Belatedly, the city has started using porous pavement in alleys and encouraging other ways of keeping water out of the sewers.
Former Embeya owner Attila Gyulai, accused of embezzling over a million dollars from the restaurant he co-owned with chef Thai Dang his wife Komal Patel, was arrested in Spain yesterday:
Gyulai and his wife, Komal Patel, disappeared in summer 2016 after abruptly shutting the restaurant. They abandoned their Ford Flex SUV in front of their River West home, a detail uncovered in an exhaustive investigation by Crain's. Police ticketed the car two weeks later and impounded it in mid-August.
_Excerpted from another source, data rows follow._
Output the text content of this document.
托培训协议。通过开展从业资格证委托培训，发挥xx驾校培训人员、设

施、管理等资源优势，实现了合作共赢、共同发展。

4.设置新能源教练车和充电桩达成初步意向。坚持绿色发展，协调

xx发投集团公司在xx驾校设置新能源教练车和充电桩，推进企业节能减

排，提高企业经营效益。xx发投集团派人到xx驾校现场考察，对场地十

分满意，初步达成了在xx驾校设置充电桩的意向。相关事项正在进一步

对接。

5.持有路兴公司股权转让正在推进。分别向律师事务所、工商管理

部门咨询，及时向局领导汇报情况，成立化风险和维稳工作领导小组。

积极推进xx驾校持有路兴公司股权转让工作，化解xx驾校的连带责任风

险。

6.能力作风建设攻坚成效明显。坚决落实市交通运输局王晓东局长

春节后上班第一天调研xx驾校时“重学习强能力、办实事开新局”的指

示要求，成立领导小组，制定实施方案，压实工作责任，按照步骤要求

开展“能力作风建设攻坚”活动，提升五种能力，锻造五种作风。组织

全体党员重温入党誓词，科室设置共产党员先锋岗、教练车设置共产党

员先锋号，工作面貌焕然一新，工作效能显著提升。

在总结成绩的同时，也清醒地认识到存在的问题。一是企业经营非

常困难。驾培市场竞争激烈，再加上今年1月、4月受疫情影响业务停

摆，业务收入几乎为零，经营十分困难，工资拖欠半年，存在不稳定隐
By then, bank records later would show, their accounts had been used for a series of payments outside the United States.
Though the West Loop restaurant had won praise for its design and Asian cuisine, Cook County Circuit Court records show the couple took $1.5 million out of the restaurant, which was partly owned by chef Thai Dang. Judges had ordered Gyulai and Patel to pay the money back. Gyulai and Patel were last known to be living in Tulum, Mexico.
Dang, who was left to pay creditors after his partner disappeared, now owns Haisous, a restaurant in Pilsen, with his wife, Danielle. "We never thought this day would come this quick," he said via text upon learning of Gyulai's arrest. "We just knew we had to keep moving on with our lives."
Good. If the accusations prove true, he needs to go to jail.